Cultivating Hope and Belonging
Hlabse highlighted that after the course, empirical evaluations of participants show increases in hope and decreases in stigma, loneliness, and burnout.
“This is important,” Hlabse explained, “because if we’re trying to cultivate belonging and hope in our communities, we ourselves need to experience hope and belonging in order to be able to bring it to others.”
Though the Fiat Program has no formal partnership with the Diocese of Fort Wayne-South Bend, several diocesan leaders have gone through the course, including through its inaugural cohort, and they are now participating in the Fiat Program’s new alumni initiative of fellowship groups who gather monthly for prayer and reflection.
The Fiat Program also produced a four-part video resource with McGrath’s Bishop John M. D’Arcy Program in Priestly Renewal, which was recently sent to priests throughout the diocese. Noting that “to be human is to be vulnerable” – and priests are often under a lot of stress – Hlabse said the series invites priests to prayerfully take stock of their well-being and discern what resources they might benefit from.
Through a Lily Foundation grant, the McGrath Institute has founded the Magnify Initiative, which will work with Fiat to develop an online resource library highlighting stories of accompaniment, models of fruitful ministry, and the work of program alumni.

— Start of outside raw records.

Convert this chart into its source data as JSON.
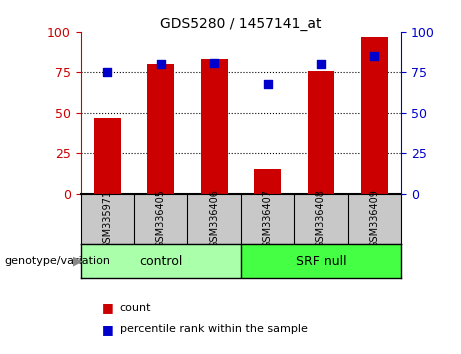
{
  "title": "GDS5280 / 1457141_at",
  "samples": [
    "GSM335971",
    "GSM336405",
    "GSM336406",
    "GSM336407",
    "GSM336408",
    "GSM336409"
  ],
  "count_values": [
    47,
    80,
    83,
    15,
    76,
    97
  ],
  "percentile_values": [
    75,
    80,
    81,
    68,
    80,
    85
  ],
  "group_control_color": "#AAFFAA",
  "group_srf_color": "#44FF44",
  "group_control_label": "control",
  "group_srf_label": "SRF null",
  "bar_color": "#CC0000",
  "dot_color": "#0000CC",
  "ylim": [
    0,
    100
  ],
  "yticks": [
    0,
    25,
    50,
    75,
    100
  ],
  "grid_lines": [
    25,
    50,
    75
  ],
  "left_axis_color": "#CC0000",
  "right_axis_color": "#0000CC",
  "background_color": "#FFFFFF",
  "label_bg": "#C8C8C8",
  "genotype_label": "genotype/variation",
  "legend_count": "count",
  "legend_percentile": "percentile rank within the sample",
  "bar_width": 0.5,
  "dot_size": 30,
  "title_fontsize": 10,
  "tick_fontsize": 9,
  "sample_fontsize": 7,
  "group_fontsize": 9,
  "legend_fontsize": 8,
  "genotype_fontsize": 8
}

While the program’s initiatives continue to expand, the heart of Fiat remains simple: forming Christians who know how to draw near to suffering with faith, compassion, and hope, so that parishes become places where those who suffer are not met with distance or quick solutions but with the patient presence of Christ reflected through His people.
By learning to listen, pray, and walk alongside one another, alumni witness to the truth that accompaniment is not a specialized ministry reserved for a few but a calling entrusted to the whole Church. They model Mary’s courageous “yes” to receive Christ’s body and to remain close to it in the midst of profound suffering.